= Essays: First Series =

1841 book by Ralph Waldo Emerson

Essays: First Series is a series of essays written by Ralph Waldo Emerson, published in 1841, concerning transcendentalism.

== Essays ==
The book contains:

1. "History"
2. "Self-Reliance"
3. "Compensation"
4. "Spiritual Laws"
5. "Love"
6. "Friendship"
7. "Prudence"
8. "Heroism"
9. "The Over-Soul"
10. "Circles"
11. "Intellect"
12. "Art"

== Reception ==
Many noted the influence of Thomas Carlyle.

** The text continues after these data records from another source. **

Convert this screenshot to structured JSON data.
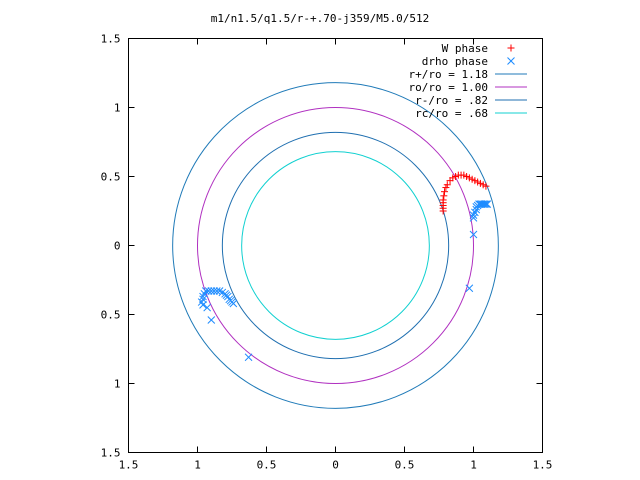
{
  "chart_data": {
    "type": "scatter",
    "title": "m1/n1.5/q1.5/r-+.70-j359/M5.0/512",
    "xlim": [
      -1.5,
      1.5
    ],
    "ylim": [
      -1.5,
      1.5
    ],
    "x_ticks": [
      -1.5,
      -1,
      -0.5,
      0,
      0.5,
      1,
      1.5
    ],
    "y_ticks": [
      -1.5,
      -1,
      -0.5,
      0,
      0.5,
      1,
      1.5
    ],
    "x_tick_labels": [
      "1.5",
      "1",
      "0.5",
      "0",
      "0.5",
      "1",
      "1.5"
    ],
    "y_tick_labels": [
      "1.5",
      "1",
      "0.5",
      "0",
      "0.5",
      "1",
      "1.5"
    ],
    "grid": false,
    "legend_position": "top-right",
    "circles": [
      {
        "label": "r+/ro = 1.18",
        "radius": 1.18,
        "color": "#1f7ab8"
      },
      {
        "label": "ro/ro = 1.00",
        "radius": 1.0,
        "color": "#b030c0"
      },
      {
        "label": "r-/ro = .82",
        "radius": 0.82,
        "color": "#1f6fb0"
      },
      {
        "label": "rc/ro = .68",
        "radius": 0.68,
        "color": "#10d0d0"
      }
    ],
    "series": [
      {
        "name": "W phase",
        "marker": "plus",
        "color": "#ff0000",
        "points": [
          [
            0.78,
            0.25
          ],
          [
            0.78,
            0.27
          ],
          [
            0.78,
            0.29
          ],
          [
            0.78,
            0.31
          ],
          [
            0.78,
            0.33
          ],
          [
            0.785,
            0.36
          ],
          [
            0.79,
            0.39
          ],
          [
            0.8,
            0.42
          ],
          [
            0.81,
            0.44
          ],
          [
            0.83,
            0.47
          ],
          [
            0.85,
            0.49
          ],
          [
            0.87,
            0.5
          ],
          [
            0.89,
            0.51
          ],
          [
            0.91,
            0.51
          ],
          [
            0.93,
            0.51
          ],
          [
            0.95,
            0.5
          ],
          [
            0.97,
            0.49
          ],
          [
            0.99,
            0.48
          ],
          [
            1.01,
            0.47
          ],
          [
            1.03,
            0.46
          ],
          [
            1.05,
            0.45
          ],
          [
            1.07,
            0.44
          ],
          [
            1.09,
            0.43
          ]
        ]
      },
      {
        "name": "drho phase",
        "marker": "cross",
        "color": "#1e8cff",
        "points": [
          [
            1.1,
            0.3
          ],
          [
            1.09,
            0.3
          ],
          [
            1.08,
            0.3
          ],
          [
            1.07,
            0.3
          ],
          [
            1.06,
            0.3
          ],
          [
            1.05,
            0.3
          ],
          [
            1.04,
            0.3
          ],
          [
            1.03,
            0.29
          ],
          [
            1.02,
            0.28
          ],
          [
            1.02,
            0.26
          ],
          [
            1.01,
            0.24
          ],
          [
            1.0,
            0.22
          ],
          [
            1.0,
            0.2
          ],
          [
            1.0,
            0.08
          ],
          [
            0.97,
            -0.31
          ],
          [
            -0.94,
            -0.33
          ],
          [
            -0.92,
            -0.33
          ],
          [
            -0.9,
            -0.33
          ],
          [
            -0.88,
            -0.33
          ],
          [
            -0.86,
            -0.33
          ],
          [
            -0.84,
            -0.33
          ],
          [
            -0.82,
            -0.34
          ],
          [
            -0.8,
            -0.35
          ],
          [
            -0.79,
            -0.36
          ],
          [
            -0.78,
            -0.37
          ],
          [
            -0.77,
            -0.39
          ],
          [
            -0.76,
            -0.4
          ],
          [
            -0.75,
            -0.41
          ],
          [
            -0.74,
            -0.42
          ],
          [
            -0.95,
            -0.35
          ],
          [
            -0.96,
            -0.37
          ],
          [
            -0.96,
            -0.39
          ],
          [
            -0.97,
            -0.41
          ],
          [
            -0.96,
            -0.43
          ],
          [
            -0.93,
            -0.45
          ],
          [
            -0.9,
            -0.54
          ],
          [
            -0.63,
            -0.81
          ]
        ]
      }
    ]
  }
}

An anonymous English reviewer voiced the mainstream view when he wrote that the author of the book "out-Carlyles Carlyle himself," "imitat[ing] his inflations, his verbiage, his Germanico-Kantian abstractions, his metaphysics and mysticism." Jane Welsh Carlyle agreed, giving her impression in a letter to John Sterling: "I find him getting affected, stilted, mystical, and in short 'a considerable of a bore' A bad immitation [sic] of Carlyle's most Carlylish translations of Goethes [sic] most Goetheish passages!" For his part, Sterling described them to William Coningham as "the only book of any pith and significance that has dawned here lately . . . which at a glance, seem far ahead in compass and brilliancy of almost everything England has of late years (generations) produced".

== Musical setting ==
Three fragments from the essay "Spiritual Laws" form the backbone of composer Kaija Saariaho's True Fire for baritone and orchestra (2014), a piece of music that collages texts from various sources. The piece's title is taken from the essay's final sentence, that concludes also the setting: "We know the authentic effects of the true fire through every one of its million disguises."